The remaining 5 points add additional demands on how to deal with rogue objectors, including the provision that medical students “should not be exempted from learning how to perform basic medical procedures they consider to be morally wrong.”
Whether the ethicists on the panel have any knowledge or understanding of history and of the use of the medical profession for is unclear. In the comment section following the statement, David Albert Jones remarked that “it seems most curious for ‘ethical’ guidelines to discourage independent ethical thought on the part of practitioners.” Most curious indeed…
If the proscription against following one’s conscience sounds like a tough pill to swallow, physicians and healthcare professionals should not be too despondent. Practical Ethics provides a very practical remedy against any qualms we may have about providing medical care that we morally object to: One of their most popular online articles is a blog post entitled—I kid you not—”7 Reasons Not To Feel Bad About Yourself When You Have Acted Immorally”
Of all the signatories to the statement, only one holds a medical degree and none of them are healthcare professionals. As far as I can tell, that is fairly typical for the field of bioethics, which is dominated by non-clinical personnel. Of course, a lack of first-hand clinical experience does not disqualify one from holding worthy ethical opinions, but I suspect that clinicians may be more likely to have a sense that the concept of “legally, professionally sanctioned medical services” does not necessarily correspond to an objective good.

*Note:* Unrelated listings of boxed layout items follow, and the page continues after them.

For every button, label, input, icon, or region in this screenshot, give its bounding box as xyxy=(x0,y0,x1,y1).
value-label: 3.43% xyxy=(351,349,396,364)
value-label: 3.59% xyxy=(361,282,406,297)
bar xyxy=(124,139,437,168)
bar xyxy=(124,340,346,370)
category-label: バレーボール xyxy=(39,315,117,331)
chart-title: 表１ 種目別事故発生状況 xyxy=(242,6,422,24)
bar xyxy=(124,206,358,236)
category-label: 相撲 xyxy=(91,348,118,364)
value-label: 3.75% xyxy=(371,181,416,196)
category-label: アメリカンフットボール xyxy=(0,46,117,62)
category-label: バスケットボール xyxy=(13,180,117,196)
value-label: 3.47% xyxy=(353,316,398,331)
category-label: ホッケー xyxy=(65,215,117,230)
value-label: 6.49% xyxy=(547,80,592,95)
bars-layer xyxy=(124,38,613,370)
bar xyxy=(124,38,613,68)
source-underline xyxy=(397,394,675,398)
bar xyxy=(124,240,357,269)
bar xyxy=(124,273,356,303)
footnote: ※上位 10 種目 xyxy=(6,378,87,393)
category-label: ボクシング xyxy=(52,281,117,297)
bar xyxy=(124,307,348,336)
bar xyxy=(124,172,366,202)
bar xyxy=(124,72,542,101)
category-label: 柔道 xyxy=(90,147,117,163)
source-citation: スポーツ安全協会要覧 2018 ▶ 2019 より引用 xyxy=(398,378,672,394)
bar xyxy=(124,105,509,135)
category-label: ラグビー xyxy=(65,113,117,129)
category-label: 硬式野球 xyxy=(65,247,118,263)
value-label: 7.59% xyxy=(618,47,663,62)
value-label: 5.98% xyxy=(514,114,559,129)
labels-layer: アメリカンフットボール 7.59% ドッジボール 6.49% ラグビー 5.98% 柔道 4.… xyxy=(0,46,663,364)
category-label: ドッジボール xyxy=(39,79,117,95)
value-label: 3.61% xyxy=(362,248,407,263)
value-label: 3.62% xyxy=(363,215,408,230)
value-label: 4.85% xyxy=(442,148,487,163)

Besides, one would also hope that well-trained philosophers would also have some sense that modern philosophy provides very little support for an objective concept of health on the basis of which one might claim to trump the right of the healthcare worker to conscientious objection. On the contrary, the dogmatic pronouncements of the statement make it seem like the notion of “patient benefit” is like a verifiable, mathematical proposition.
The ethicists seem so oblivious to the intrinsic violence of their demands that it is not too surprising they should elsewhere justify other forms of overt violence. Two of the signatories–Francesca Minerva and Alberto Giubilini–drew headlines a few years ago for writing a paper in which they made the case for “after-birth abortion,” or elective infanticide. To their credit, the logic they applied to the argument is hard to dismiss: if an unborn fetus has no moral status, why should a newborn baby have moral claim just for being outside the womb?
Perhaps that’s where we should seek an explanation—if we want to be charitable and look for one—for the bizarre and chilling new ethics. It doesn’t stem from a failure to reason properly, but from proper reasoning under false metaphysical assumptions. If the metaphysical worldview of the new ethicists is one of atoms twirling in the void (and we can suspect it is, since that is the default perspective in most academic philosophical circles), then it may be unsurprising that the notion of violence should be so elusive to them. There is no account of violent motion in a Newtonian world (as there is in the classical philosophy of nature), just like there is no distinction between things, save accidentally: the child and the salamander are simply different arrangements of the same underlying matter.
Given the truncated paradigms under which many of today’s ethicists operate, asking them to differentiate genuine medical care from that practiced according to majority opinion or under the mandates of the powerful may be too much to expect.